• Background: tyrants of archaic city-states.

    Obverse of Corinthian silver stater
    circa 550 - 515 BC

    Pegasus with curled wing
    Collection: Arthur S. Dewing Collection
    Photograph by Maria Daniels
    Thucydides tells us that as the wealth and power of Hellas increased, tyrannies were established, replacing the previously existing hereditary monarchies. (Thuc. 1.13.1-2). Because of Corinth's strategic position on the isthmus as well as its naval power, it follows Thucydides' reasoning, that as one of the first city-states to amass tremendous wealth, it was also one of the first to be ruled by a tyrant. According to Thucydides, it was the habit of tyrants to seek personal comfort for themselves and renown for themselves and their families. Tyrants usually seized power with some popular support and often upheld existing laws and customs, thus maintaining stability in the city-state with little risk to their own personal security. (Thuc. 1.17). (See also Thomas Martin on tyranny.)

  • Brief biography of Cypselus.

    According to Pausanias, who reasons on the basis of the evidence of the mythological stories represented on the chest dedicated by Cypselus at Olympia, the family of Cypselus originally came from Gonussa, above Sicyon; Paus. 5.18.7.

    Herodotus recounts the role that the oracle at Delphi played in directing the course of Cypselus' life. When his father, Eetion, sought the advice of the oracle at Delphi on how he might overcome his childlessness, the propitious answer given to him corresponded to an ominous oracle which had been delivered to the Bacchiadae, the family then ruling Corinth. (Hdt. 5.92C.1)

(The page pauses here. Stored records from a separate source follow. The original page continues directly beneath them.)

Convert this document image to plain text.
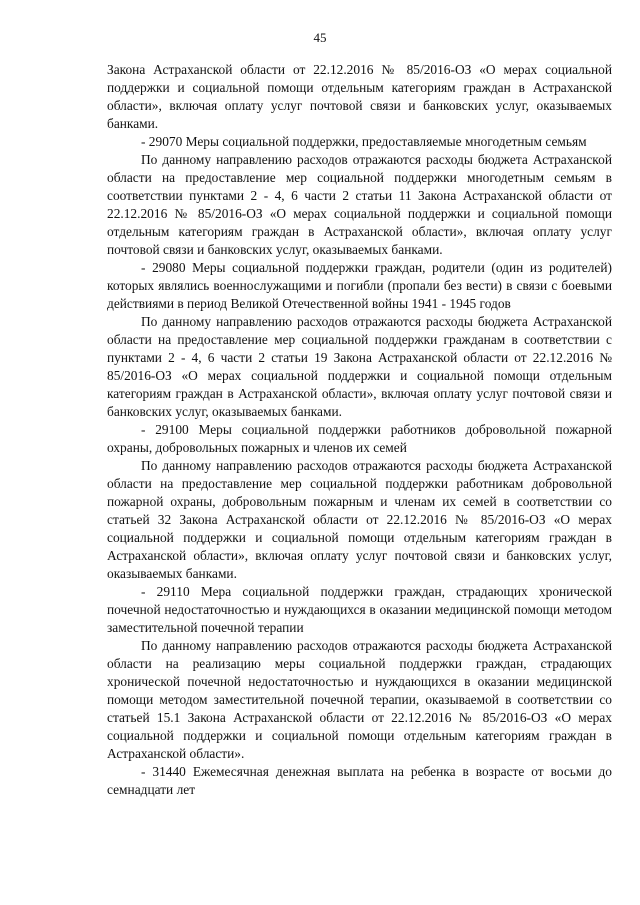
45

Закона Астраханской области от 22.12.2016 № 85/2016-ОЗ «О мерах социальной поддержки и социальной помощи отдельным категориям граждан в Астраханской области», включая оплату услуг почтовой связи и банковских услуг, оказываемых банками.

- 29070 Меры социальной поддержки, предоставляемые многодетным семьям

По данному направлению расходов отражаются расходы бюджета Астраханской области на предоставление мер социальной поддержки многодетным семьям в соответствии пунктами 2 - 4, 6 части 2 статьи 11 Закона Астраханской области от 22.12.2016 № 85/2016-ОЗ «О мерах социальной поддержки и социальной помощи отдельным категориям граждан в Астраханской области», включая оплату услуг почтовой связи и банковских услуг, оказываемых банками.

- 29080 Меры социальной поддержки граждан, родители (один из родителей) которых являлись военнослужащими и погибли (пропали без вести) в связи с боевыми действиями в период Великой Отечественной войны 1941 - 1945 годов

По данному направлению расходов отражаются расходы бюджета Астраханской области на предоставление мер социальной поддержки гражданам в соответствии с пунктами 2 - 4, 6 части 2 статьи 19 Закона Астраханской области от 22.12.2016 № 85/2016-ОЗ «О мерах социальной поддержки и социальной помощи отдельным категориям граждан в Астраханской области», включая оплату услуг почтовой связи и банковских услуг, оказываемых банками.

- 29100 Меры социальной поддержки работников добровольной пожарной охраны, добровольных пожарных и членов их семей

По данному направлению расходов отражаются расходы бюджета Астраханской области на предоставление мер социальной поддержки работникам добровольной пожарной охраны, добровольным пожарным и членам их семей в соответствии со статьей 32 Закона Астраханской области от 22.12.2016 № 85/2016-ОЗ «О мерах социальной поддержки и социальной помощи отдельным категориям граждан в Астраханской области», включая оплату услуг почтовой связи и банковских услуг, оказываемых банками.

- 29110 Мера социальной поддержки граждан, страдающих хронической почечной недостаточностью и нуждающихся в оказании медицинской помощи методом заместительной почечной терапии

По данному направлению расходов отражаются расходы бюджета Астраханской области на реализацию меры социальной поддержки граждан, страдающих хронической почечной недостаточностью и нуждающихся в оказании медицинской помощи методом заместительной почечной терапии, оказываемой в соответствии со статьей 15.1 Закона Астраханской области от 22.12.2016 № 85/2016-ОЗ «О мерах социальной поддержки и социальной помощи отдельным категориям граждан в Астраханской области».

- 31440 Ежемесячная денежная выплата на ребенка в возрасте от восьми до семнадцати лет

    Attic red-figure hydria, circa 490 BC
    Danae and Perseus, about to be put into the chest and cast into the sea
    Collection: Museum of Fine Arts, Boston
    Image from Caskey & Beazley, Plate XXXIV

    Consequently, the Bacchiadae sought the life of the child born shortly thereafter to the wife of Eetion. To protect the child from his would-be murderers, his mother hid him in a chest, where no one would think to find him. Because he was delivered from his enemies in this way, the boy was named after the chest, i.e., "cypselus." When he grew older, he was prompted by the oracle at Delphi to seize power of the city of Corinth from the Bacchiadae. (Hdt. 5.92e.1ff.)